What is fresh and distinctive about Neiia.com is that is does not seek to compete with other websites – some with very long histories – in describing, comparing and contrasting the relative merits or faults of goods, services and activities. Neiia.com fulfills a niche that exists between a first-person experience and a third-party attempting to determine the value of a shared experience.
Users can choose from a number of categories which will enable rapid indexing and speeding search and selection criteria. The category can be an existing category or new categories can be added for those experiences not listed. Categories are demarcated by subject, activity, and source – indicated as “where” in the selection engine – which describe in general terms the nature of the user’s experience. At this point, the user can enter a textual description of their experience.
Travel websites, especially those with on-going relationships with airlines, hotels, rental car companies and similar services, have their own social networks such as Gowalla.com and WikiTravel.org. As any business traveler or frequent flyer can tell you, finding a better way to get from one place to another with as little hassle as possible, is a continuous challenge. Often, it is not the travelling that is the issue, it’s the experience at each end of the actual travels that make or break a trip.
Subject matter is limited by the poster’s experience and knowledge of the places they travelled. Different people sharing the same experience have different opinions about what constitutes quality and value.

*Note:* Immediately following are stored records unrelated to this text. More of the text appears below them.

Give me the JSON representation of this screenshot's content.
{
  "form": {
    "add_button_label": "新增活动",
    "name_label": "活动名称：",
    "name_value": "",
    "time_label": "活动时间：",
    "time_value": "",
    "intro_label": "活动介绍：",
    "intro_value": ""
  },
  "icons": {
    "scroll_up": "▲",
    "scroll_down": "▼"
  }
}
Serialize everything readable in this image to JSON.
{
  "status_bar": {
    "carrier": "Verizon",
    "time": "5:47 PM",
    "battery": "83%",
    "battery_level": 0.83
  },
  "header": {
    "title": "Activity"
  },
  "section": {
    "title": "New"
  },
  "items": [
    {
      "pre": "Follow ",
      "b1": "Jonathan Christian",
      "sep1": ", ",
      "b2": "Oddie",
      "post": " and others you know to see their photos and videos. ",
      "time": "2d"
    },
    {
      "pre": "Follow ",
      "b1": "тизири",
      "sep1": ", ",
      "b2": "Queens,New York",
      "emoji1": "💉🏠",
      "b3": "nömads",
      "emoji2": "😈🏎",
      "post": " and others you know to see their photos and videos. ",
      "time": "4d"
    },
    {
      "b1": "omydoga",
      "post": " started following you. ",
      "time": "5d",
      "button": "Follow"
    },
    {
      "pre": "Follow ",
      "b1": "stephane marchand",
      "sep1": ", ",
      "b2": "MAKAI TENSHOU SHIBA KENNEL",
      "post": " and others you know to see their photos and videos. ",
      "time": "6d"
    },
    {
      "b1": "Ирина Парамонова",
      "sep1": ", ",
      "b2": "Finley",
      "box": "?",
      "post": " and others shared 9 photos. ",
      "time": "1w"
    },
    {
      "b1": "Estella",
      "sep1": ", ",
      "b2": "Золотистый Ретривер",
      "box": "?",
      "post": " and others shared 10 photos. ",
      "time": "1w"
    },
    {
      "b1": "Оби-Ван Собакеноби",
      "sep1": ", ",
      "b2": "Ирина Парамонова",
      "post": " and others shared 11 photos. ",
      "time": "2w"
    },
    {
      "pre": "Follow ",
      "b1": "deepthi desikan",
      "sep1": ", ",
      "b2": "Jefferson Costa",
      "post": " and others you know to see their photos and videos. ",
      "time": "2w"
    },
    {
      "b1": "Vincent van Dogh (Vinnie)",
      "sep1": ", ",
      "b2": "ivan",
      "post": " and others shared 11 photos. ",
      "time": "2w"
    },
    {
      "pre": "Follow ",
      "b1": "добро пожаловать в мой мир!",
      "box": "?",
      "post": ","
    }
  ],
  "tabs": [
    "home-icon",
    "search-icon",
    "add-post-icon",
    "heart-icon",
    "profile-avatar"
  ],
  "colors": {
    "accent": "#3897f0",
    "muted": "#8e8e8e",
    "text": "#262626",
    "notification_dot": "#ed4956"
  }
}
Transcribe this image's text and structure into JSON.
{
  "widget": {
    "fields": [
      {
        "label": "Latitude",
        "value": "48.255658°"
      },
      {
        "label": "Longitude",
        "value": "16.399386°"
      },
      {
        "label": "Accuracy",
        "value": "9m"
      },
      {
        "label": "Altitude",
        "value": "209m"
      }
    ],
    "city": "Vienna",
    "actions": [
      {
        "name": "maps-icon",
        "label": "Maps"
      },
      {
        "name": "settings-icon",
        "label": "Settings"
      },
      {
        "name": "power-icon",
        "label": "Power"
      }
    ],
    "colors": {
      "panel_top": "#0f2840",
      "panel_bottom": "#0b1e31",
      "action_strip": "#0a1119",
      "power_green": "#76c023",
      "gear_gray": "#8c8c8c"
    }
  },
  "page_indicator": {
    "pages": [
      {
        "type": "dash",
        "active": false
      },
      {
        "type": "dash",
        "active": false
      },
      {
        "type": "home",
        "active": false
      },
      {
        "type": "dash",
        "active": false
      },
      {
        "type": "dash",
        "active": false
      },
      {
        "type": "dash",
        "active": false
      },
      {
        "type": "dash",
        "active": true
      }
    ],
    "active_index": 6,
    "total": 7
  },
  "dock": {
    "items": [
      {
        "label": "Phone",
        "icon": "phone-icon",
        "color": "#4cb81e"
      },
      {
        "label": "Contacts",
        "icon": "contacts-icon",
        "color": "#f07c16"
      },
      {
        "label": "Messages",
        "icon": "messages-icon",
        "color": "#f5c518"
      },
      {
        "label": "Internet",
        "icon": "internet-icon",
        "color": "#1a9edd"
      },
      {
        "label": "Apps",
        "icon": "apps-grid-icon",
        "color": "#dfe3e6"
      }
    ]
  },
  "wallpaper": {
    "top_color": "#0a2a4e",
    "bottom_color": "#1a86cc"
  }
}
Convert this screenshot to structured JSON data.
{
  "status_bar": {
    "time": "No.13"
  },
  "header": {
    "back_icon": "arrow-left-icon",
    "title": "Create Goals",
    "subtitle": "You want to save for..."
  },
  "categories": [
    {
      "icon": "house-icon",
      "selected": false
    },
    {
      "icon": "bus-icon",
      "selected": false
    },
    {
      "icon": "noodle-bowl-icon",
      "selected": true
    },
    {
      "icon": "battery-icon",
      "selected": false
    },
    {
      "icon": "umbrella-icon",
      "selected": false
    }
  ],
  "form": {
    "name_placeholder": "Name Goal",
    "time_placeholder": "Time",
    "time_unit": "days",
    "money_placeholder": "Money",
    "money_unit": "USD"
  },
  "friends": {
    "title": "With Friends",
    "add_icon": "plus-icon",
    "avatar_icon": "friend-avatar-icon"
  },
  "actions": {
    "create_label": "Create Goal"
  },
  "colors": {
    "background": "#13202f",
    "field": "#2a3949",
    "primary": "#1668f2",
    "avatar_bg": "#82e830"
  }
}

However, with multiple posters offering their experience of an event, product or service, a consensus opinion can be a valuable aid in determining if someone wishes to pursue a similar experience. The disclaimer commonly used by commodity brokers is apropos: Past performance does not necessarily indicate future results. When reading any review or using any rating system, the filters of common sense and objective analysis are your guideposts. Anything that is too good to be true is more likely not true. Similarly, any negative experience may be an anomaly. Since the content is generated by a poster’s actual experience, the contribution can be viewed as a point of reference.
The future of the electronic social network is assured. What remains unclear is how the network will evolve. Much as political polls are limited by a set number of choices to predict an outcome, social networks comprised of simplistic rating or ranking systems are not viable. In-depth narrative experience seems to be one solution. Granted, subjective opinion and objective analysis can lead to differing conclusions, however, it is a starting point.